Estas energias podem ser traduzidas em inúmeras ações voltadas para transformações revolucionárias em toda a África e Médio Oriente. Não há dúvida de que as mudanças nas condições econômicas que as pessoas estão a exigir não serão obtidas graças aos tipos de reforma financiados por doadores estrangeiros para promover “maior” liberdade econômica. Elas só serão alcançadas se os povos elegerem novos líderes e governos com coragem para implementar políticas econômicas alternativas que se concentram na abordagem das condições de vida, em oposição aos interesses dos investidores estrangeiros e das elites locais.

A revolta no Egito chegou a um ponto em que as forças contra-revolucionárias estão em desordem e não podem acompanhar o ritmo da mudança. Existe um modelo de efusão popular que se difunde da Tunísia e do Egito para todas as sociedades sob regime ditatorial na África e no Oriente Médio.

A tarefa dos progressistas é celebrar as lições positivas de auto-organização e os ventos de auto-emancipação soprando através da África.

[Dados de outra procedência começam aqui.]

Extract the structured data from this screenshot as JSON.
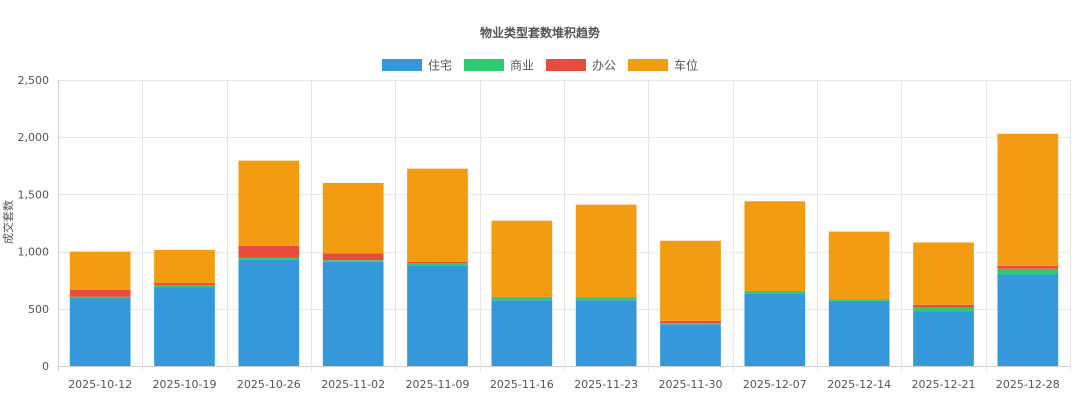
{
  "chart_data": {
    "type": "bar",
    "stacked": true,
    "title": "物业类型套数堆积趋势",
    "xlabel": "",
    "ylabel": "成交套数",
    "ylim": [
      0,
      2500
    ],
    "yticks": [
      0,
      500,
      1000,
      1500,
      2000,
      2500
    ],
    "ytick_labels": [
      "0",
      "500",
      "1,000",
      "1,500",
      "2,000",
      "2,500"
    ],
    "grid": true,
    "legend_position": "top-center",
    "categories": [
      "2025-10-12",
      "2025-10-19",
      "2025-10-26",
      "2025-11-02",
      "2025-11-09",
      "2025-11-16",
      "2025-11-23",
      "2025-11-30",
      "2025-12-07",
      "2025-12-14",
      "2025-12-21",
      "2025-12-28"
    ],
    "series": [
      {
        "name": "住宅",
        "color": "#3498db",
        "values": [
          590,
          690,
          930,
          910,
          880,
          575,
          575,
          365,
          630,
          570,
          480,
          800
        ]
      },
      {
        "name": "商业",
        "color": "#2ecc71",
        "values": [
          15,
          15,
          15,
          15,
          20,
          25,
          20,
          10,
          20,
          10,
          30,
          50
        ]
      },
      {
        "name": "办公",
        "color": "#e74c3c",
        "values": [
          60,
          20,
          105,
          60,
          10,
          5,
          5,
          20,
          5,
          5,
          25,
          25
        ]
      },
      {
        "name": "车位",
        "color": "#f39c12",
        "values": [
          335,
          290,
          745,
          615,
          815,
          665,
          810,
          700,
          785,
          590,
          545,
          1155
        ]
      }
    ]
  }
}
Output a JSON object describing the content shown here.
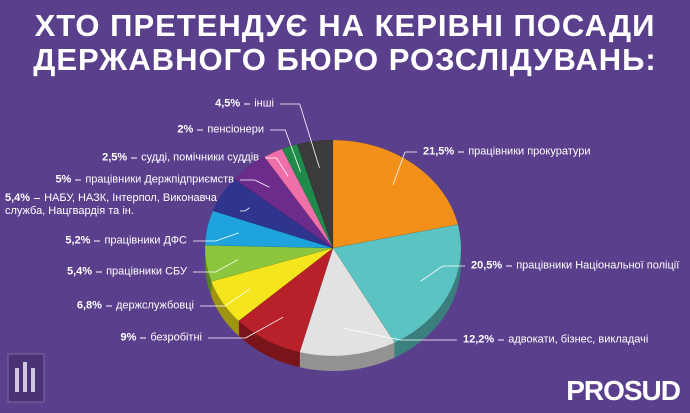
{
  "chart_data": {
    "type": "pie",
    "title_lines": [
      "ХТО ПРЕТЕНДУЄ НА КЕРІВНІ ПОСАДИ",
      "ДЕРЖАВНОГО БЮРО РОЗСЛІДУВАНЬ:"
    ],
    "categories": [
      "працівники прокуратури",
      "працівники Національної поліції",
      "адвокати, бізнес, викладачі",
      "безробітні",
      "держслужбовці",
      "працівники СБУ",
      "працівники ДФС",
      "НАБУ, НАЗК, Інтерпол, Виконавча служба, Нацгвардія та ін.",
      "працівники Держпідприємств",
      "судді, помічники суддів",
      "пенсіонери",
      "інші"
    ],
    "values": [
      21.5,
      20.5,
      12.2,
      9,
      6.8,
      5.4,
      5.2,
      5.4,
      5,
      2.5,
      2,
      4.5
    ],
    "value_labels": [
      "21,5%",
      "20,5%",
      "12,2%",
      "9%",
      "6,8%",
      "5,4%",
      "5,2%",
      "5,4%",
      "5%",
      "2,5%",
      "2%",
      "4,5%"
    ],
    "colors": [
      "#f39019",
      "#5cc3c3",
      "#e2e2e2",
      "#b8202a",
      "#f4e51c",
      "#8cc63f",
      "#1fa3dc",
      "#2f358f",
      "#6b2c8c",
      "#ef6fa8",
      "#1f8a4a",
      "#3b3b3b"
    ],
    "brand": "PROSUD"
  }
}
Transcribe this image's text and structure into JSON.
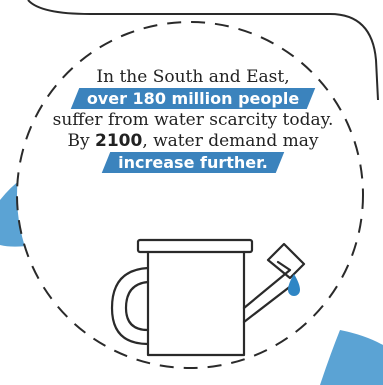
{
  "text": {
    "line1": "In the South and East,",
    "highlight1": "over 180 million people",
    "line3": "suffer from water scarcity today.",
    "line4_prefix": "By ",
    "year": "2100",
    "line4_suffix": ", water demand may",
    "highlight2": "increase further."
  },
  "colors": {
    "highlight": "#3b83bd",
    "background_blob": "#5ba3d4",
    "dark_outline": "#2a2a2a",
    "drop": "#2f86c5"
  },
  "icons": [
    "watering-can-icon",
    "water-drop-icon"
  ]
}
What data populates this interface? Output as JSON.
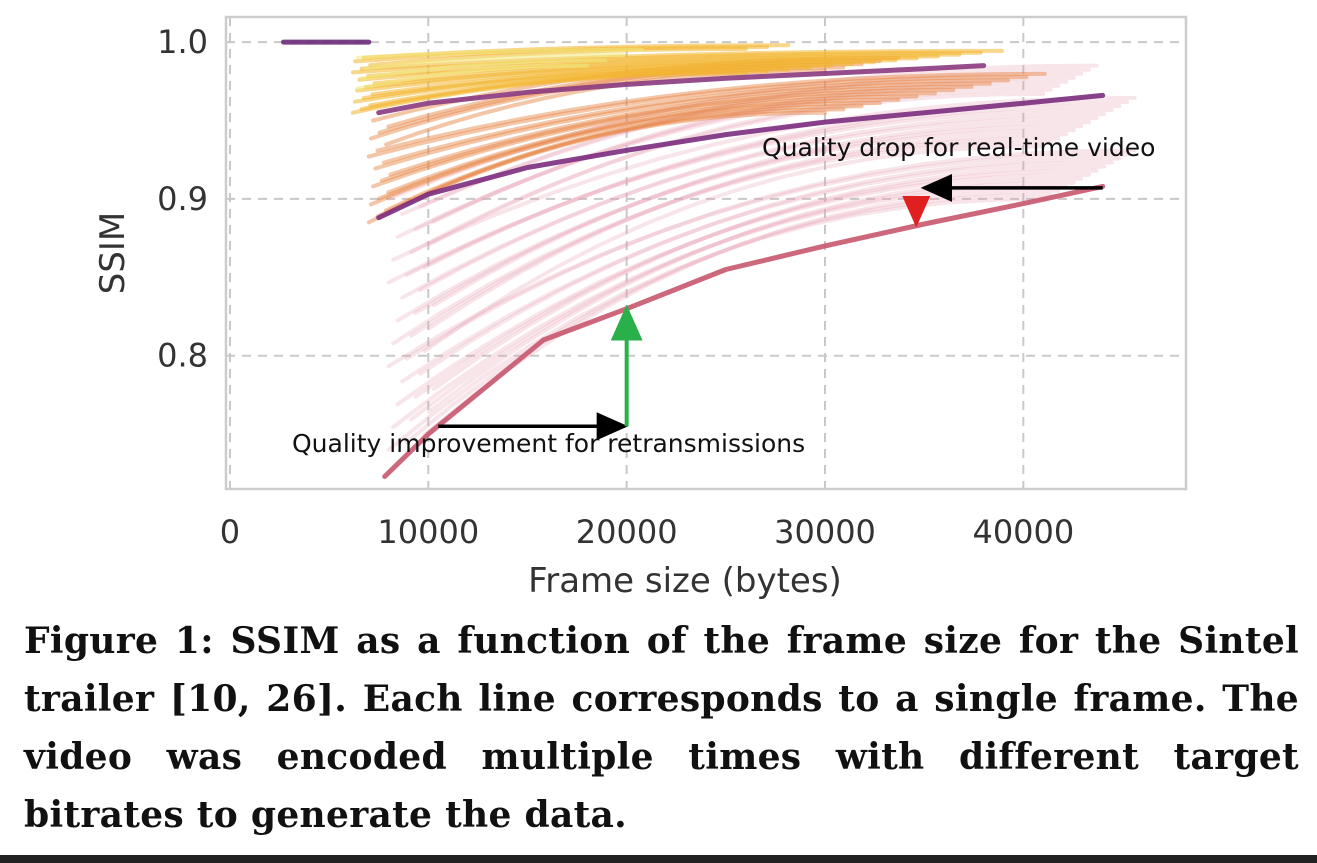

Os progressistas não podem estar à margem e têm que descobrir as suas próprias formas de se mostrarem solidários para com as pessoas que estão sendo dizimadas nas ruas.

Explicamos o que estamos a aprender com algumas das características destas revoluções do século XXI. As características mais importantes que até agora destacamos são:

1. As revoluções são feitas por pessoas comuns, independentemente de partidos de vanguarda e de revolucionários autoproclamados.

2. O caráter das redes de redes sociais independentes e a sofisticação das ferramentas da revolução.

3. A liderança das pessoas comuns que se automobilizaram para a revolução.

4. A construção de uma não-violência revolucionária para autodefesa.

5. As idéias revolucionárias do povo, cujo objetivo final é ser seres humanos dignos e não robôs nem fanáticos de ditadores.

Cabe agora a nós, progressistas, apoiar e aderir a este modelo de revolução, para iniciar um salto qualitativo além do neoliberalismo, do capitalismo, do militarismo e da ditadura na África e no Médio Oriente.